Viddla has its own film reviewer
We are delighted to present Orvar Säfström as viddlas film expert
Orvar has previously been the program leader of the film chronicle at SVT and has long experience as a film critic. Starting today and on a regular basis, Orvar will appear on Viddla and share his film tips.
Please enjoy….
Dear Viddla friends!
From now on I will appear here and write about movies I really think you should take the time to see. It can be anything from amazing classics, it's time to watch again to cinefilms that have pased under the radar. Viddla is a fantastic initiative and this first group of tips is actually titles that made me extra happy to find when I was looking through the film catalog.
Orvar Säfström
I usually argue that 1982 is the year when young Swedes met the world. We went from Czechoslovakian puppet movies and progg to Kim Wilde, Dragons and Demons and computer games. Strongly colored by the new phenomenon of music videos, and in parallel with the youth magazine OKEJs success , the movie G -became a polarizing time marker. The critics hated it but the youth we loved it.
"The reality surpasses the poem" would be a suitable slogan for Werner Herzog's brilliant documentary about his stormy relationship with Klaus Kinski. Herzog succeeds with his sensitivity and his subtle humor to highlight both the total vanity and the unrivaled presence of one of the 20th century's greatest actors. A study in obsession, and finding each other in total uncompromisingnes.
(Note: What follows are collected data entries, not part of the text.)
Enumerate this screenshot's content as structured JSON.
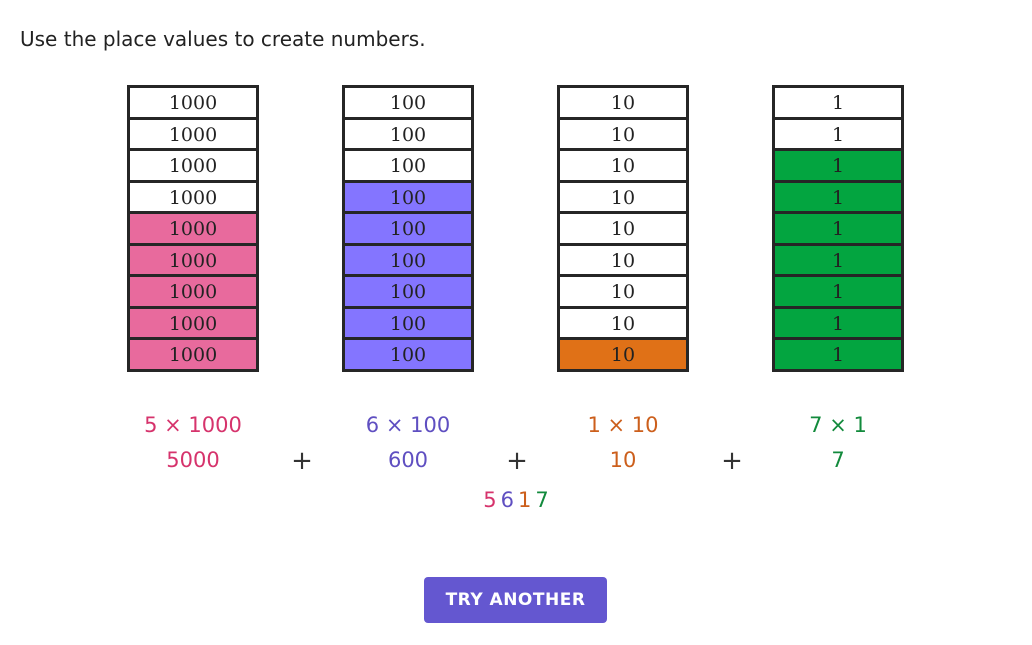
{
  "title": "Use the place values to create numbers.",
  "columns": [
    {
      "place": "thousands",
      "label": "1000",
      "count": 5,
      "total_cells": 9,
      "color": "#e86a9d",
      "text_color": "#d6336c",
      "expr": "5 × 1000",
      "value": "5000",
      "digit": "5"
    },
    {
      "place": "hundreds",
      "label": "100",
      "count": 6,
      "total_cells": 9,
      "color": "#8475ff",
      "text_color": "#5f4fc1",
      "expr": "6 × 100",
      "value": "600",
      "digit": "6"
    },
    {
      "place": "tens",
      "label": "10",
      "count": 1,
      "total_cells": 9,
      "color": "#e07117",
      "text_color": "#cc5f1c",
      "expr": "1 × 10",
      "value": "10",
      "digit": "1"
    },
    {
      "place": "ones",
      "label": "1",
      "count": 7,
      "total_cells": 9,
      "color": "#03a540",
      "text_color": "#128a3c",
      "expr": "7 × 1",
      "value": "7",
      "digit": "7"
    }
  ],
  "plus_sign": "+",
  "result_number": "5617",
  "button": {
    "label": "TRY ANOTHER",
    "color": "#6457d0"
  }
}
With a new recording just around the corner, there's absolutely no need not to see, or reewatch Dario Argento's horror classics from 1977. Suggestive, colorful and yes, very incoherent , this is the greatest masterpiece of Italian horror. The music of the prorockgroup Goblin builds up the heated mood and violence (for yes, it's very violent) turns into a manic death dance to the movie art's law.
Etore Scole was awarded the best directing prize at the Cannes Film Festival 1976 for Ugly, Dirty and Bad. In spite of that, the film had not Swedish premiere until 1989. Now almost 30 years have passed, and this film about a remarkably broken family in one of Rome's townships is more up to date than ever before. A movie about the big, and extremely small, in a man. Total ineffective, non-correct and amazingly funny.
George Clooney is playing a fixer, a man solving problems for a multimillion company. It may be a drunk and driving board member who got caught or a staff member who tattled to the media. One day, he is faced with the fact that his friend and mentor had a collapse that threatens the entire company. A moving drama about loyalty and awakening, about the boundary between duty and responsibility. The final scene is one of my favorites throughout my years as a film critic.
England and Sex Pistols may have taken the punk to the masses, but it was Americans who brought it out with artists such as MC5 and The Stooges, both from the industrial areas around Detroit. With the rock's most extrovert frontman, Iggy Pop, The Stooges concerts included a sort of mass hysteria that reflected the Vietnam War, Nixon and the coinciding American dream.